Thanksgiving is an easy target.
From a traditional gathering to give thanks to the Almighty for the harvest, it's become a secular holiday that celebrates family, set to a ritualized schedule of televised parades and football games, accompanied by overeating.
And lately, it's the deep breath before the plunge into the madness of Black Friday. A day of rest before seasoned shoppers rise in the predawn dark to get the best deals on everything from toys to home theater systems.
So, ready...aim...FIRE! The true meaning of the holiday is lost, subsumed in a wave of commercialism and self-indulgence. Like Christmas, Thanksgiving is a symbol of Western greed and frivolous excess. It's a slap in the face to the rest of the world, where a full meal is by itself a cause for delirious joy.
But why don't you wait a moment before pulling the trigger.
It's true that modern Thaksgiving is a product of its time, and it's heavily hung with the trappings of a prosperous consumerist society. But what else could it be? We're not a nation of yeomen farmers, and haven't been for nigh on a century and a half. We're not subject to intermittent and inevitable famine, nor to the whims of a lunatic dictator who may choose to wipe out a tribal group because he put the wrong shoes on the wrong feet that morning.
So what is wrong with acknowledging the fact that the vast majority of the citizens of the United States lead comfortable lives, largely free from want and fear?
What is wrong with foregathering with friends and family to partake in traditional entertainments, cheering for the team with which we identify, and marveling at the balloons and floats in their triumphal procession through New York?
True, there is heartbreak and misery throughourt the world, but are we doing our God a service by smearing ash over the symbols of our good fortune?

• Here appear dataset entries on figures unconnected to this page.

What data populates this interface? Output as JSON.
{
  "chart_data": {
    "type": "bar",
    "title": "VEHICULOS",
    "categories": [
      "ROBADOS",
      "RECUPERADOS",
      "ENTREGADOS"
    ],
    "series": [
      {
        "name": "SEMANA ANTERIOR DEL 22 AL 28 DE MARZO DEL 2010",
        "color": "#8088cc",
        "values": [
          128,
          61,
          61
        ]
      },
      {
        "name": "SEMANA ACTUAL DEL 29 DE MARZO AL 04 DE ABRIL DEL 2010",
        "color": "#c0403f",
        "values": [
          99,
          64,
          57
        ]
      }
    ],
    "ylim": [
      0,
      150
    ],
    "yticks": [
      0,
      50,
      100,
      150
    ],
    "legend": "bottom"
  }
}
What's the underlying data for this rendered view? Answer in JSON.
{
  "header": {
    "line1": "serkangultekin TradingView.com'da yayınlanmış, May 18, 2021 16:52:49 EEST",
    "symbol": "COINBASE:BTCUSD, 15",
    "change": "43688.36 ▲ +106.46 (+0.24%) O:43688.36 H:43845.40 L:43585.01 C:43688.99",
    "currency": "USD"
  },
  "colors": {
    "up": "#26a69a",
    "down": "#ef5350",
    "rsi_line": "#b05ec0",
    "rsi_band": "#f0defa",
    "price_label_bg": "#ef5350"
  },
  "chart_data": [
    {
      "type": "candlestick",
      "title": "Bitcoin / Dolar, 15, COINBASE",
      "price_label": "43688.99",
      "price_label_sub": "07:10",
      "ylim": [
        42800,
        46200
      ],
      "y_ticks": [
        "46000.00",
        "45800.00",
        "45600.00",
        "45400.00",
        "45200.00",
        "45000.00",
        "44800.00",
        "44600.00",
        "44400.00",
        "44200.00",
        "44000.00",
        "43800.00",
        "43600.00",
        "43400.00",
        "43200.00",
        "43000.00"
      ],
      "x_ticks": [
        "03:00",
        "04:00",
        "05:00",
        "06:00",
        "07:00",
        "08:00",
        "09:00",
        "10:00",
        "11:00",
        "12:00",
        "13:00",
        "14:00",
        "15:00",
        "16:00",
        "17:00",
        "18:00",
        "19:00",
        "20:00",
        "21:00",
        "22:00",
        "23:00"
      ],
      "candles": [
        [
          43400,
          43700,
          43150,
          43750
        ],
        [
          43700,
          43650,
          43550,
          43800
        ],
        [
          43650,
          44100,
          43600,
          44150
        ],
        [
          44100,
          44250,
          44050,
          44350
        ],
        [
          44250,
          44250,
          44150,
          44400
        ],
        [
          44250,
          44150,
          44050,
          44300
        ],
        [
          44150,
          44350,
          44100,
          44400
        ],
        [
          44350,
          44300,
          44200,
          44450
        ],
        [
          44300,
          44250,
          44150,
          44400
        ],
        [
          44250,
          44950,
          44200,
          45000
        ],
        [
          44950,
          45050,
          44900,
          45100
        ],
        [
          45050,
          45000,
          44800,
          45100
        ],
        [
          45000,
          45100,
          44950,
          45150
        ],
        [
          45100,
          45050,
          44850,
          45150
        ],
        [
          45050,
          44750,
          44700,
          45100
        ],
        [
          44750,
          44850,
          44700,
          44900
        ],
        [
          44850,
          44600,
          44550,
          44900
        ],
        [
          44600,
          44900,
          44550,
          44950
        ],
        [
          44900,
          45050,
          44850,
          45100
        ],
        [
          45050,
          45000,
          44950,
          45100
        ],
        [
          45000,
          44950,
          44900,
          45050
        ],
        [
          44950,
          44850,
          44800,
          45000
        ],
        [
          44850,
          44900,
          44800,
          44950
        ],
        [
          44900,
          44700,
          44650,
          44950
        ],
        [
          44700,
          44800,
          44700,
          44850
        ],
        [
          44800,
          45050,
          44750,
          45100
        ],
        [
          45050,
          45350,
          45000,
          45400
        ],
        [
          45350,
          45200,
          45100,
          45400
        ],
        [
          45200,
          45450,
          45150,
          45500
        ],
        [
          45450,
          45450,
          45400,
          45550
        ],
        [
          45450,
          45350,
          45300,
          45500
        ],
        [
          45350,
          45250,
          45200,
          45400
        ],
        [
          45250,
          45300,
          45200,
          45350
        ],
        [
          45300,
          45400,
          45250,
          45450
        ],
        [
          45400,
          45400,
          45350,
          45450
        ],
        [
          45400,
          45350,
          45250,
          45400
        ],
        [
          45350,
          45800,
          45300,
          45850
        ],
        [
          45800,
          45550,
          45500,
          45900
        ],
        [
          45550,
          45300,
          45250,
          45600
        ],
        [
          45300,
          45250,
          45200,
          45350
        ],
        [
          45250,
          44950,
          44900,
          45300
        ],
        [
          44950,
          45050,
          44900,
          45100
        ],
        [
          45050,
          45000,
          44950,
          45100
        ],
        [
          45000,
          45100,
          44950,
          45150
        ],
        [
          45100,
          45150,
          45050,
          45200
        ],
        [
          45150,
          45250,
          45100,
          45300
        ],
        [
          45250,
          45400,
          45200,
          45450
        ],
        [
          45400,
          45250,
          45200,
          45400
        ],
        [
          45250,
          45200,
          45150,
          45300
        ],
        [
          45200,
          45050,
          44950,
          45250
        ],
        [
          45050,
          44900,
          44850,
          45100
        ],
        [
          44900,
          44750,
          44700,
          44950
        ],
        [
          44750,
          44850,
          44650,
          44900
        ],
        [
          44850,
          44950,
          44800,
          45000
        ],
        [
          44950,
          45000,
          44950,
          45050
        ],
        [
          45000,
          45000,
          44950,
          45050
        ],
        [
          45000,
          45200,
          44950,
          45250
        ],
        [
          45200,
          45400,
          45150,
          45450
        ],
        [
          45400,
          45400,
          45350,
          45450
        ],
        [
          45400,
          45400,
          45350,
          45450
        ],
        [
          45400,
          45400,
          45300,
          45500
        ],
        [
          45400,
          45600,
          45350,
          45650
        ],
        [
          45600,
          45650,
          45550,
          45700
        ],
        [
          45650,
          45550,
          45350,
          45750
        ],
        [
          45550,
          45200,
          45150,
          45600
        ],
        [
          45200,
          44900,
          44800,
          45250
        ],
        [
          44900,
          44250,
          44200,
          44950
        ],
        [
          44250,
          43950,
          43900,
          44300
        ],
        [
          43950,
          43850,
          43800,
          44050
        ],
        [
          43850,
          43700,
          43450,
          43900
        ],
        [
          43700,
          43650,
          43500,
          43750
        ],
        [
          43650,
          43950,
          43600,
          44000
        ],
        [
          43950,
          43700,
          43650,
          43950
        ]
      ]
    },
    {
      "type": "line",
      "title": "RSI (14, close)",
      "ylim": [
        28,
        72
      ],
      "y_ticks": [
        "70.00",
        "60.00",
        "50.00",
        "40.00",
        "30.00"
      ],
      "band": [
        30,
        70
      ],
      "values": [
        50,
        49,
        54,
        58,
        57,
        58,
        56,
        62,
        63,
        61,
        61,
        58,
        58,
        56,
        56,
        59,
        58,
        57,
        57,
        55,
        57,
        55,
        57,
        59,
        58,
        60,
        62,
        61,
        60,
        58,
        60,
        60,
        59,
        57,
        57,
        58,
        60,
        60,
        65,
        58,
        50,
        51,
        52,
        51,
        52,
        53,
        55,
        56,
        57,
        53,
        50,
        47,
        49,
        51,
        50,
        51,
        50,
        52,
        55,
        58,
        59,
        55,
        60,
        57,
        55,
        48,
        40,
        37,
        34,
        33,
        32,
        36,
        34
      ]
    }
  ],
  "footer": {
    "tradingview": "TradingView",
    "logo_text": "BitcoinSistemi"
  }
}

Are we going to increase out holiness through mea culpas and breastbeating?
Thanksgiving's all about symbols, and is it really any better to hate our good fortune than to appreciate it, and take a day to specifically enjoy it?
Neither will alleviate the pain of a hurting world, but if we take a day to appreciate what we have, aren't we more likely to return to The World with a more generous and energetic heart?
Generosity and effective outreach grow better in a soil watered wityh joy, rather than with tears.
So, go...enjoy the parades and the games and the food and the traditional family arguments around the dinner table.
And then, when the leftovers are finished, step out and do your bit to help the rest of the world. Do it in a spirit of joy and gratitude.
And wear steel toed-shoes for your Black Friday expedition.